Do not place important items in a `sync.Pool`, they will be discarded.
* Rolling Your Own Pool
It's easier to make a safe pool using buffered channels.
Start with a type that represents your pool:
.code fastfirst/includes/pool/pool.go /START OMIT/,/END OMIT/
* Rolling Your Own Pool
Then create a New() function that creates a new pool
.code fastfirst/includes/pool/pool.go /STARTNEW OMIT/,/ENDNEW OMIT/
The NewPool() function takes an integer parameter that represents the maximum size of the pool. That way the caller can control the size of the pool.
* Rolling Your Own Pool
To take an object from the pool, use Borrow():
.code fastfirst/includes/pool/pool.go /STARTBORROW OMIT/,/ENDBORROW OMIT/
Borrow uses all the properties of channels that we love. It tries to read a from the channel, but creates a new object if there's nothing to read.
* Rolling Your Own Pool
To return an object to the pool, use Return(), preferably in a `defer`:
.code fastfirst/includes/pool/pool.go /STARTRETURN OMIT/,/ENDRETURN OMIT/
Return tries to send the object back on the channel, and discards it if it can't, because the pool is at max capacity.
* Rolling Your Own Pool
Where does this make sense?
- Things that have costly setup, or large memory footprint
- Encoders/Decoders with their own internal buffer
- Rate-limiting the number of outbound connections to an external service
* Use the Stack, Luke
Memory that is allocated on the heap is more costly to collect. Memory that is allocated on the stack is less costly and easier to collect.
In the current compilers, if a variable has its address taken, that variable is
a candidate for allocation on the heap. However, a basic escape analysis
recognizes some cases when such variables will not live past the return from
the function and can reside on the stack.
.link https://golang.org/doc/faq
* Use the Stack, Luke
You can help keep things on the stack by avoiding making pointers when they aren't needed.

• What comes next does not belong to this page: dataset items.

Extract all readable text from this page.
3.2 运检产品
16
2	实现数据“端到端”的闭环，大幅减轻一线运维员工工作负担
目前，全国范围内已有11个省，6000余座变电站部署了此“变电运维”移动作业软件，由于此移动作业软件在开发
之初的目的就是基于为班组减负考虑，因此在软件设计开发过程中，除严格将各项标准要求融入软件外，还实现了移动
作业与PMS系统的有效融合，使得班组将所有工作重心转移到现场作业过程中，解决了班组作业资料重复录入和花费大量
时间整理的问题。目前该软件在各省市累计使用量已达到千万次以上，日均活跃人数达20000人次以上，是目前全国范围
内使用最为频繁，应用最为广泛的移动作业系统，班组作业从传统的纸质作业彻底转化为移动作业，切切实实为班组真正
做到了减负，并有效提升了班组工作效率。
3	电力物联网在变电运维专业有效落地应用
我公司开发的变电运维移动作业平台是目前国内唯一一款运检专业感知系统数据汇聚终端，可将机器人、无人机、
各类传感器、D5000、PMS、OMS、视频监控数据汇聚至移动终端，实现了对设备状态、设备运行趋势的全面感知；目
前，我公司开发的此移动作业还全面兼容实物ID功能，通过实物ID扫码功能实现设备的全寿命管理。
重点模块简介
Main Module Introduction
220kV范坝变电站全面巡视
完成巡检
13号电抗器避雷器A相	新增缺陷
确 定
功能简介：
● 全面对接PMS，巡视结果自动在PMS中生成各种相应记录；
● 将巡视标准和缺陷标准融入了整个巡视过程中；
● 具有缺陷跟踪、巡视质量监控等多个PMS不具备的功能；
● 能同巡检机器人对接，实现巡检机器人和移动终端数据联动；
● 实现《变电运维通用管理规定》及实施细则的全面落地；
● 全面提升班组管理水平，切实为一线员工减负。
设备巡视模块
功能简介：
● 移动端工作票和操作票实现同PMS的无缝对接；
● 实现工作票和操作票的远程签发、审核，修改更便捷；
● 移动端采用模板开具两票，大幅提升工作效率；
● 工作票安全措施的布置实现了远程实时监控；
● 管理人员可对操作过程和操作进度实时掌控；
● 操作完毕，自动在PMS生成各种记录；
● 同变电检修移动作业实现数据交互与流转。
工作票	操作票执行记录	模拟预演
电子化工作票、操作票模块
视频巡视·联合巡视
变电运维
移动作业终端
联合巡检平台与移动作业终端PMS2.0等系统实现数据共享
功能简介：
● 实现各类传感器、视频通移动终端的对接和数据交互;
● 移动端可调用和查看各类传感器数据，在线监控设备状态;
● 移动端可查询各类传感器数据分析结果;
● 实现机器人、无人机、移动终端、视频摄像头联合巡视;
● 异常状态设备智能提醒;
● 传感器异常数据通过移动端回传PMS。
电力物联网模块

It's less pressure on the garbage collector to pass a value to a function *if*the*fuction*won't*be*mutating*the*value*.
You can't control this 100%. But you can sway things in your favor by avoiding pointers unless they're needed.
* Use the Stack, Luke
You can see what the compiler will do in a specific instance by calling the `go` compiler with `-gcflags '-m'` which will print verbose output of escape analysis information.
.link fastfirst/includes/gogrep.txt
* Exercises
src/fastfirst/exercises/concat
Run go test -bench=. and benchmark the various concatenation strategies to see the difference between string manipulation and byte buffers.